Employees, unsurprisingly, were overwhelmingly positive. They reported less stress, burnout, fatigue and work-family conflict, and better physical and mental health.
More significant were the employers’ responses. They have generally reported improved employee morale and no loss of revenue. Nearly all have committed to, or are considering, continuing with the four-day-week model.
But four big questions remain.
First, are the research results reliable?
Employers and employees were surveyed at the start, halfway through and at the end of the six-month trials. But only about half of the employees and two-thirds of employers completed the vital final round.
Second, did the participating firms demonstrate the key productivity proposition: an increase of almost 20% in output per employee per hour worked?
The firms involved were not asked to provide “output” data, just revenue. This may be a reasonable substitute. But it may also have been affected by high inflation last year.
Third, for those firms that achieved the claimed productivity increase, how did it come about? And is it sustainable?

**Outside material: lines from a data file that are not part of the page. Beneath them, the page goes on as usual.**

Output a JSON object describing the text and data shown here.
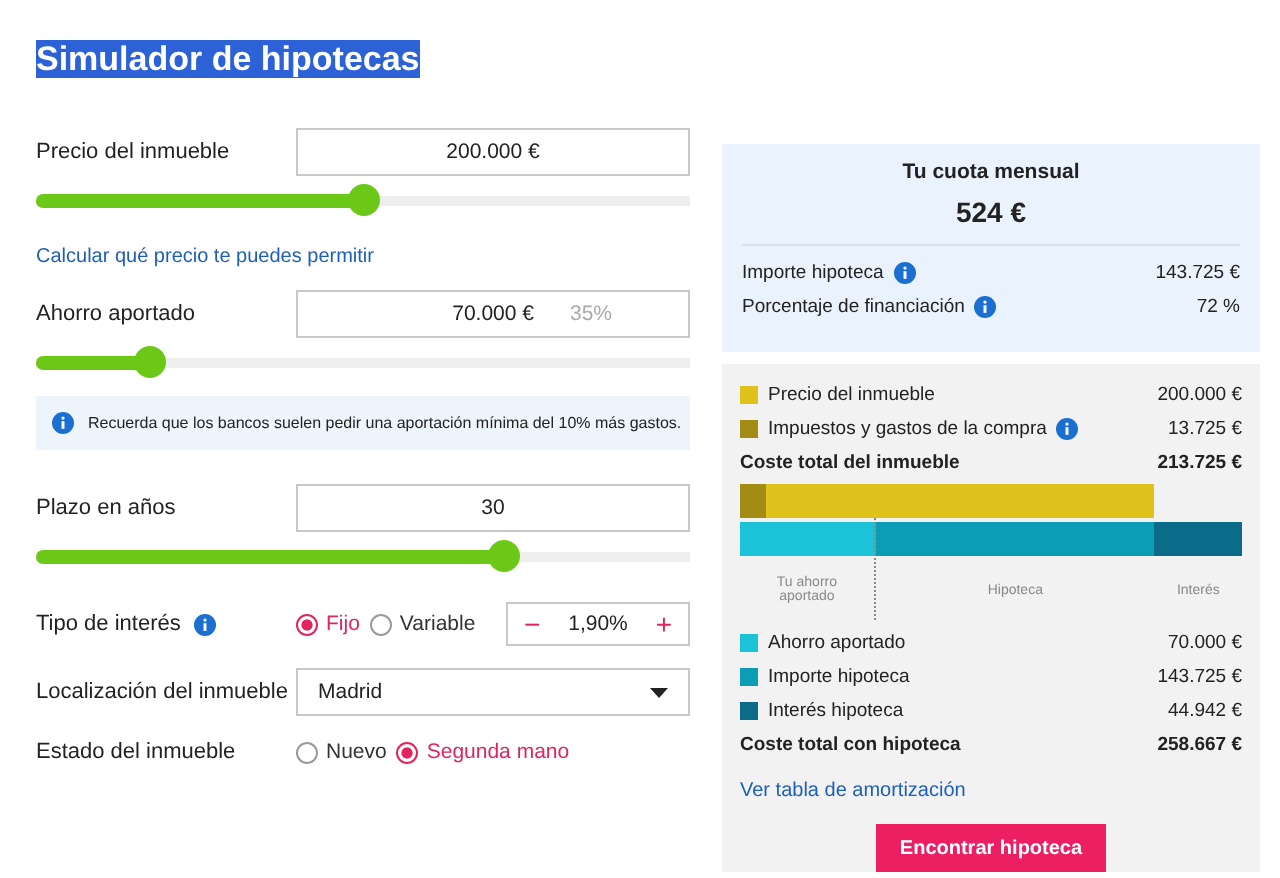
{
  "title": "Simulador de hipotecas",
  "form": {
    "price": {
      "label": "Precio del inmueble",
      "value": "200.000 €",
      "level": 0.5
    },
    "afford_link": "Calcular qué precio te puedes permitir",
    "savings": {
      "label": "Ahorro aportado",
      "value": "70.000 €",
      "percent": "35%",
      "level": 0.175
    },
    "notice": "Recuerda que los bancos suelen pedir una aportación mínima del 10% más gastos.",
    "term": {
      "label": "Plazo en años",
      "value": "30",
      "level": 0.715
    },
    "interest": {
      "label": "Tipo de interés",
      "info": true,
      "options": [
        {
          "label": "Fijo",
          "selected": true
        },
        {
          "label": "Variable",
          "selected": false
        }
      ],
      "minus": "−",
      "rate": "1,90%",
      "plus": "+"
    },
    "location": {
      "label": "Localización del inmueble",
      "value": "Madrid"
    },
    "condition": {
      "label": "Estado del inmueble",
      "options": [
        {
          "label": "Nuevo",
          "selected": false
        },
        {
          "label": "Segunda mano",
          "selected": true
        }
      ]
    }
  },
  "summary": {
    "title": "Tu cuota mensual",
    "amount": "524 €",
    "rows": [
      {
        "label": "Importe hipoteca",
        "info": true,
        "value": "143.725 €"
      },
      {
        "label": "Porcentaje de financiación",
        "info": true,
        "value": "72 %"
      }
    ]
  },
  "breakdown": {
    "cost_items": [
      {
        "label": "Precio del inmueble",
        "info": false,
        "value": "200.000 €",
        "color": "#dfc21c"
      },
      {
        "label": "Impuestos y gastos de la compra",
        "info": true,
        "value": "13.725 €",
        "color": "#a38c14"
      }
    ],
    "cost_total": {
      "label": "Coste total del inmueble",
      "value": "213.725 €"
    },
    "financing_items": [
      {
        "label": "Ahorro aportado",
        "bar_label": "Tu ahorro aportado",
        "value": "70.000 €",
        "color": "#1cc3d8"
      },
      {
        "label": "Importe hipoteca",
        "bar_label": "Hipoteca",
        "value": "143.725 €",
        "color": "#0a9db3"
      },
      {
        "label": "Interés hipoteca",
        "bar_label": "Interés",
        "value": "44.942 €",
        "color": "#0b6b88"
      }
    ],
    "financing_total": {
      "label": "Coste total con hipoteca",
      "value": "258.667 €"
    },
    "link": "Ver tabla de amortización",
    "button": "Encontrar hipoteca"
  }
}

Proponents of the four-day week argue that employees are more productive because they work in a more concentrated way, ignoring distractions. A much longer period than six months will be needed to establish if this more intense work pattern is sustainable.
Fourth, is the four-day model likely to be applicable across the whole economy?
The organizations involved in the trials were self-selected and unrepresentative of the broader economy. They employed mostly office-based workers. Almost four-fifths were in managerial, professional, IT and clerical occupations. Other sectors with different occupational profiles may find increased productivity difficult to emulate.
Only three manufacturers, for example, were included in a large United Kingdom trial. Because manufacturing has been subject to efficiency studies and labor-saving investment for a century, an overall 20% “efficiency gain” seems unlikely.
Then there are sectors that provide face-to-face services to the public, often seven days a week. They cannot close for a day, and their work intensity is often governed by health and safety concerns. Reduced hours are unlikely to be covered by individual productivity increases. To maintain operating hours, either staff will have to work overtime or more staff would need to be employed.
This does not mean the four-day week could not spread in those workplaces where productivity gains are achievable.
Those employers and sectors not offering reduced hours would find it harder to recruit staff. They would need to reduce hours, perhaps by stages, to compete. In the absence of productivity gains, they would be forced to absorb extra costs or or increase prices.
The pace at which such change takes place would depend on economic growth, productivity trends and labor market conditions.
But it is unlikely to happen overnight. And it will be accompanied by many skeptical employers.
Veal is an adjunct professor in business school at University of Technology Sydney in Australia. He wrote this for The Conversation.